This tip supports you in creating a marriage vow that precludes cheating. It's about consciously including a verbal fidelity agreement in your marriage vow. I say "consciously" because a marriage vow that does not contain a verbal fidelity agreement does in fact contain an implied non verbal* agreement; it non verbally implies that cheating will possibly be allowed. We know this to be true based upon the results typical marriage vows produce.

A fidelity agreement is a gift to you from millions and millions of divorced couples who, when they were exchanging marriage vows, never dreamed that cheating would take place in their marriage.

A fidelity agreement acknowledges that implied agreements have an effect. Put another way, if you don't verbally co-create a fidelity agreement you both are implying that cheating might be unconsciously supported/forgiven.

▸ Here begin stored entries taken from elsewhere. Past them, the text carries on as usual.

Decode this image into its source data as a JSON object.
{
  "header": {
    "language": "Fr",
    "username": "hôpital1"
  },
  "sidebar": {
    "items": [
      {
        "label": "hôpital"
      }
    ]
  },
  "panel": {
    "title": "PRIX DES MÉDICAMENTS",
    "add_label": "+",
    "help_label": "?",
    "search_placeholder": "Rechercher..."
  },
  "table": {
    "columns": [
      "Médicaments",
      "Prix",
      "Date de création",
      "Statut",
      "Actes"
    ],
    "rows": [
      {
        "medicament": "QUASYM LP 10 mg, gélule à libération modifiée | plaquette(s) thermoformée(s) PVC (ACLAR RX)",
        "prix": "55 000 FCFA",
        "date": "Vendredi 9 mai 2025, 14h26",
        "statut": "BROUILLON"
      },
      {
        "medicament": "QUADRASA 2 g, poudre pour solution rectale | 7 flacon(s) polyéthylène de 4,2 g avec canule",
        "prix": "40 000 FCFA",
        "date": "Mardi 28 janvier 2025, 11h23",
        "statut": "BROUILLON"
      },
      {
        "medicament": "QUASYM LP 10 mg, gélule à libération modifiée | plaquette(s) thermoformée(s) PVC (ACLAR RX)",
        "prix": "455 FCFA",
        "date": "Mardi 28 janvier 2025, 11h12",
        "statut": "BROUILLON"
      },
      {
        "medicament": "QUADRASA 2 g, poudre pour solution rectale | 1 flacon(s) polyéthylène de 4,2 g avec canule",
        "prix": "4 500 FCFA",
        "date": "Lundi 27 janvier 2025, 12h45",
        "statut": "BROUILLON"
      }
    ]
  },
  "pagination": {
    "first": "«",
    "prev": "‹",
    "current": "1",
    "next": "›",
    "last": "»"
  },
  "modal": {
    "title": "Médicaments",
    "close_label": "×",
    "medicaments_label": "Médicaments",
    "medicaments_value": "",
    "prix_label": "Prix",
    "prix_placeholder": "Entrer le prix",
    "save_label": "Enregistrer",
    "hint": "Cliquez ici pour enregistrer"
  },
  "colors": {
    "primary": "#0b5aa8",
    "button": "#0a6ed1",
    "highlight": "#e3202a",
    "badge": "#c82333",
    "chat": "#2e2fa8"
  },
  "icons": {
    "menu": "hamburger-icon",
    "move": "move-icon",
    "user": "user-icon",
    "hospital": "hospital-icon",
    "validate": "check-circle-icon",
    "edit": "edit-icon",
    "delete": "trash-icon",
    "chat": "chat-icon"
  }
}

A fidelity agreement is so clear that your wedding guests, both sets of parents and any/all witnesses to the ceremony will not support either of you suing the other for alimony, possessions, or child custody in the event you cheat on your spouse or if you manipulate or cause/intend your spouse to cheat on you. It supports open, honest, and spontaneous communication, and personal responsibility. It precludes either spouse from later blaming the other, saying. "I didn't know." "I had no idea...." "I thought we were happy."

When a couple are in communication with each other it's virtually impossible for one to withhold even the thought of committing such a perpetration. Cheating takes place when both partners are stuck doing their imitation of communication.

A fidelity agreement further acknowledges that most of us cannot hear our own lies, therefore we often cannot tell when another is lying to us. Few divorced couples were conscious enough to know they were lying when they swore to each other, before God, "...till death do us part." Most honestly believed they were telling the truth, few were aware that that lie determined the outcome. A lie believed does not make it the truth.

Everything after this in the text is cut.